What this dot point is asking

This part of the course assesses how well you synthesise evidence and structure ideas. It is a different skill from analysing a single technique or writing a single paragraph. Synthesis is about bringing several pieces of evidence together so they reinforce one another, and structure is about ordering your ideas so the whole response builds toward a clear position. A student can analyse individual quotes beautifully and still write a weak response if those analyses sit in a random pile rather than a developing argument.

Synthesis begins with selection. You cannot use everything, so you choose the evidence that does the most work for your contention. The best evidence is specific, relevant and capable of being unpacked, not just the first quote you can find. Once you have selected, you combine. Two pieces of evidence placed side by side can prove something neither proves alone, especially when one confirms a pattern and the other complicates it. A response that shows a writer doing something early in a text and then doing it differently later has synthesised, because the second piece reframes the first.

Structuring so the argument develops

A strong response moves; a weak one repeats. The test is simple: if you could reorder your body paragraphs without anything breaking, your argument is not developing, it is listing. To make an argument build, each paragraph should advance the position beyond the previous one. You might move from establishing a pattern, to complicating it, to drawing out what it means, so that a reader feels the case getting stronger as it goes.

Topic sentences carry the structure. A good topic sentence states a claim that is part of your overall argument, not a description of what the paragraph will mention.
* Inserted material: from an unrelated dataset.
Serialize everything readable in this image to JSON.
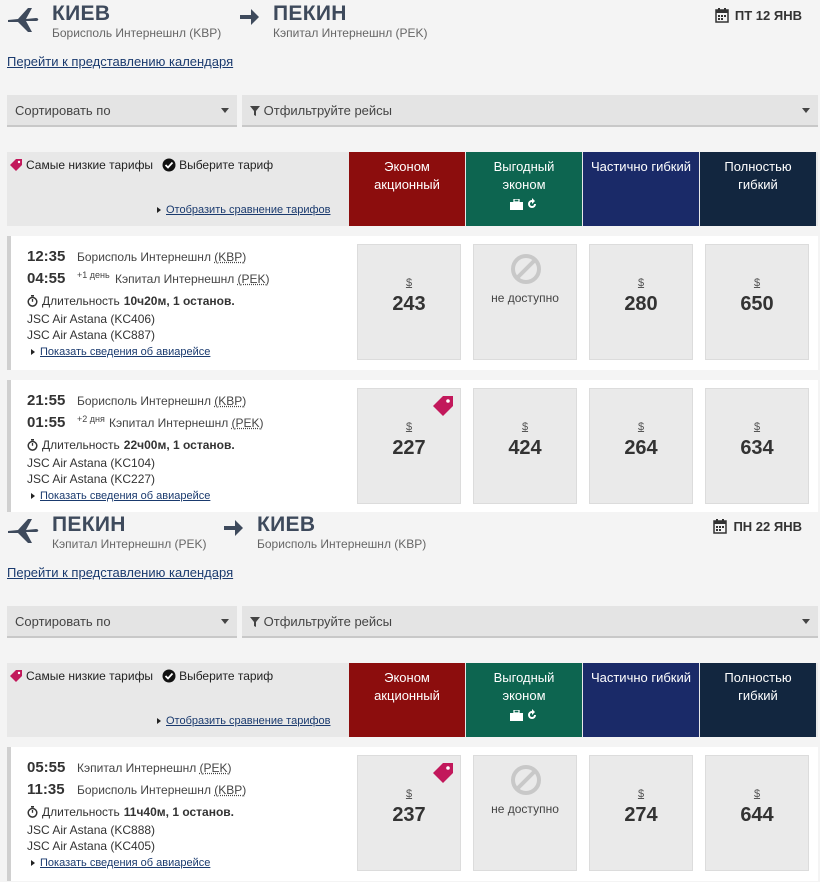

Compare "This paragraph looks at imagery" with "The decay imagery hardens as the novel progresses, turning early unease into open dread." The second tells the reader where the argument has reached and where it is heading. When your topic sentences, read in order, sketch the spine of your whole case, your structure is working.

Linking and signposting

Cohesion is the glue. Transitions such as building on this, by contrast, and more tellingly do real work when they signal the logical relationship between ideas, not just decorate the seams. A reader should always know whether the next point adds to, qualifies or challenges the one before. This is where structure becomes visible on the page.

Plan structure before you write. A few words per intended paragraph, arranged so the argument clearly builds, will save you from the most common cause of mid range marks: good local analysis with no overall shape.